Le pregunté si necesitaba algo y abrió los ojos, entrecerrándolos como un gran gato. Ahora más que nunca parecía un gato.

-La Mosca, Salamanquero- me dijo con un furor contenido en la tensión de la voz, dejándose amainar por la lluvia en los cristales del ventanal y la reverberancia del trueno en todo el mausoleo -La Mosca. La Mosca está cerca, casi tan cerca que la puedo saborear. Hace dos días que me mira fijamente, y sé que en cualquier momento entrará por esa puerta y yo estaré indefenso, desarmado. Será una derrota, Salamanquero. No puedo terminar mi vida con una derrota.-

Lo tranquilicé, le dí un sedante y me volví a dormir tras asegurarme que se había serenado un poco. Allí quedo Ternel mientras aguardaba, tenso, como un viejo gato que todavía puede dar pelea.

A la mañana siguiente, casi como si lo esperara, el faraón estaba muerto. Había fallecido en algún momento de la noche, y solo me restaba cumplir con mi trabajo notificando a los familiares y procurando que no me sepultaran con él.

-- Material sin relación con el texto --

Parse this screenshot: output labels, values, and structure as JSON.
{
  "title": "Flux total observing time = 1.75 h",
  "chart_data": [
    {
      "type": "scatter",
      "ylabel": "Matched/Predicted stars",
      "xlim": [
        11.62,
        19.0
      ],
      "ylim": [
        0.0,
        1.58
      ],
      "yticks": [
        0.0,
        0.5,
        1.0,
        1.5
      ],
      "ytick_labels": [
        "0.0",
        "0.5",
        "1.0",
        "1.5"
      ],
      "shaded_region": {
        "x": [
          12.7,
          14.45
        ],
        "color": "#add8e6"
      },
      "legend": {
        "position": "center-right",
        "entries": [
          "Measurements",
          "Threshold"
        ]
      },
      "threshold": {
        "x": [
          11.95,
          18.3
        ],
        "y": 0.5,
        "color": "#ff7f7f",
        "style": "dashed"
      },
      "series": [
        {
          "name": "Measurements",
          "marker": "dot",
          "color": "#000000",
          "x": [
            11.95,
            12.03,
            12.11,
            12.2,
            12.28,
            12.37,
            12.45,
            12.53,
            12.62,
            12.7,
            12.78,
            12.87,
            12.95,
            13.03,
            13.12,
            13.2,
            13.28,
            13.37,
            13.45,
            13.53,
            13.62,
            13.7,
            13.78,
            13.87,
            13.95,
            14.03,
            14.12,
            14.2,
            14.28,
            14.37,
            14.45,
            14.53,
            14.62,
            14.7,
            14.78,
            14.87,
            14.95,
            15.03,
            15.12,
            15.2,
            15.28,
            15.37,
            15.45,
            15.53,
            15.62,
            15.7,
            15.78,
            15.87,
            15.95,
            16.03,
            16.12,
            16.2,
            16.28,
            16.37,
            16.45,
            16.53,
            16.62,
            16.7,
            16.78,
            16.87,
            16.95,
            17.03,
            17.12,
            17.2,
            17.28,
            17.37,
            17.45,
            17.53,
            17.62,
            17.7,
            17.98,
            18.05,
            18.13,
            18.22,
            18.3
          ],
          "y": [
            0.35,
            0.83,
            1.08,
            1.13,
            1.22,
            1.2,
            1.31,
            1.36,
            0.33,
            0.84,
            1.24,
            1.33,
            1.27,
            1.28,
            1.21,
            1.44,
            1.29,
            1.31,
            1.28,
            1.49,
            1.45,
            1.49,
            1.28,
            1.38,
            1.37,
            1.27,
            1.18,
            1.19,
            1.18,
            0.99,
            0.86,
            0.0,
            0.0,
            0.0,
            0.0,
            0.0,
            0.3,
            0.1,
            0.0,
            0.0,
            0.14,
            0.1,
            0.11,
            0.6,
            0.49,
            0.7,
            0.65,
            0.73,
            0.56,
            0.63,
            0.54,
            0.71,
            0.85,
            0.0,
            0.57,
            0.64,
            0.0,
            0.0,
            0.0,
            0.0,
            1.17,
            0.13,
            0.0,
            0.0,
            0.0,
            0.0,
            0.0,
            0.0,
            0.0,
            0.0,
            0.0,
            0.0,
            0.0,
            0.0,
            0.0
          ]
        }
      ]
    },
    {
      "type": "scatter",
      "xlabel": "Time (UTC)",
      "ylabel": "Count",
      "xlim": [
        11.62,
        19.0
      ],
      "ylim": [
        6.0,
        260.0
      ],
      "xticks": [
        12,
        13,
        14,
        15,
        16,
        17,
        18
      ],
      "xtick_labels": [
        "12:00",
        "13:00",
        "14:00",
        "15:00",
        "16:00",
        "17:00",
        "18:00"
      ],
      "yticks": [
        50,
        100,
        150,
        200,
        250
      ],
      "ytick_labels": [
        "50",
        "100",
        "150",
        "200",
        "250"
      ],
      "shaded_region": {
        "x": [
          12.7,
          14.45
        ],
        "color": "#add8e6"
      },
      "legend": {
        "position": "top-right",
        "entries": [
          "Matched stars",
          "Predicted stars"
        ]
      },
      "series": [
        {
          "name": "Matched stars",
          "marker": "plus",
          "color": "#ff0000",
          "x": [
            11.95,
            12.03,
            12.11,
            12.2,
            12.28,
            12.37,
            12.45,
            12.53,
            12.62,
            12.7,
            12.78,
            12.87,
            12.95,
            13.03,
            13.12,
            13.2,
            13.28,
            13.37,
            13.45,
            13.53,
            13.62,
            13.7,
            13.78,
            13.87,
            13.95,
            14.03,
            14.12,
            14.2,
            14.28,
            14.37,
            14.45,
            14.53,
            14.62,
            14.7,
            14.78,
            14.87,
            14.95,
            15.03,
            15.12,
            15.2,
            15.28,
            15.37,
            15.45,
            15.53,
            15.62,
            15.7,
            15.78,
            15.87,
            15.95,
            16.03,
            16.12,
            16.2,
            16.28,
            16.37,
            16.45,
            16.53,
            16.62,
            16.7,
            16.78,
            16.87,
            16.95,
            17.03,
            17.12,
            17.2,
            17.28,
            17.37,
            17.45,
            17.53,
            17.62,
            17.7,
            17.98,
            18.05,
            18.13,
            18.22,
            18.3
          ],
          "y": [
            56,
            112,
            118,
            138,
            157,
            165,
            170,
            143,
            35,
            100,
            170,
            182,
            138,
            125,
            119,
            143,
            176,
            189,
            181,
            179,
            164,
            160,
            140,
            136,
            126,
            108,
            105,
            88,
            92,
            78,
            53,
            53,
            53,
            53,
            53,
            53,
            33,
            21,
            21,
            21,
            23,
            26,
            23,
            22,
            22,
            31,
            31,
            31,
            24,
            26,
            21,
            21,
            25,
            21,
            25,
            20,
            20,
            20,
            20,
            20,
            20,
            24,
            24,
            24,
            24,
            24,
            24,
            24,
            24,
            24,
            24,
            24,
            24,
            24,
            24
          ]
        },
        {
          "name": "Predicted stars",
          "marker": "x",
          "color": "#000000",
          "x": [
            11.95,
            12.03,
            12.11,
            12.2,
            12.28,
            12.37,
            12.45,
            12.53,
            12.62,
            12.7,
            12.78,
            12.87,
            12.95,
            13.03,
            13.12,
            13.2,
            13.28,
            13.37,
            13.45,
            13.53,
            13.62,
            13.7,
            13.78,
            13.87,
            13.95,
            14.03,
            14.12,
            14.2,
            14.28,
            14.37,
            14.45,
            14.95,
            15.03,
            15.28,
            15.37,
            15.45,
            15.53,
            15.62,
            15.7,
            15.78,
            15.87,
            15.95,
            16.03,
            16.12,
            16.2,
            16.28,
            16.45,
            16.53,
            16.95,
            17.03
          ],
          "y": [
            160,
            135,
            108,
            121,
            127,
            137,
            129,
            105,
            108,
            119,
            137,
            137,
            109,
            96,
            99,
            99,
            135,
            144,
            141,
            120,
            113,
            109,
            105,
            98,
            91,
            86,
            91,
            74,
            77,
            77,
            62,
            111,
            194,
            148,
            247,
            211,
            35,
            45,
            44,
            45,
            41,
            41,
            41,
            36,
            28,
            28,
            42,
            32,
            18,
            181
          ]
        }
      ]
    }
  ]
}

Pero los hijos de Ternel pagaron sus buenos pesos y me despidieron con una palmada en la espalda; casi me molestó el gesto despreocupado, y eso que no tuve la menor nostalgia de abandonar esa casa que había transitado durante dos meses.

Dos elementos me molestaron esa noche, pues no lo pude dilucidar ni puedo creer que haya sucedido más que en sueños o en impresiones sugestionadas por la presencia de la tormenta y la proyección de la demencia de Ternel. Cuando uno convive en onanista presencia de un enfermo mental, los límites de la mente tienden, si bien no a romperse, doblarse ligeramente.

Ya he dicho que la casa toda estaba bajo asedio de una tempestad eléctrica, y no podía distinguirse más que el ruido del viento en los tejados, la lluvia apedreando con gotas gordas y sin cicatrices los ventanales y los ratos que surcaban la noche, centellas peligrosas que no paraban jamás. Era imposible oír prácticamente nada en la inmensidad de la casa, y por eso tiendo a desmentir el hecho de que oí, a los tumbos, como si un cuerpo pesado marchara por el comedor, el cuarto de baño y el cuarto de Ternel (que estaba pegado al mío), ni tampoco el zumbido de algún insecto de gran tamaño cerca de mis oídos. Es absurdo, e incluso insulso, pero casi quedé convencido de que había un gato esa noche en la casa que, tímido y temeroso, buscó el refugio de la inmensa cama de Ternel como parapente de la tormenta que rugía fuera.

El otro hecho fue algo con que descubrí al faraón fallecido a la mañana. Como dije también, todo en él y en la casa recordaba a una tumba megalítica, con gran pompa y lista para ser sellada en cuanto Ternel falleciera. También he de mencionar, ahora, que murió con una amplia sonrisa de satisfacción en su rostro plácido, barbudo y desordenado; y que, por inverosímil que parezca, fue encontrado en su mano, apretado por un rigor mortis de granito, un paraguas negro, de estilo inglés, que no coincidía con ninguno de los cincuenta de la colección que el viejo tenía.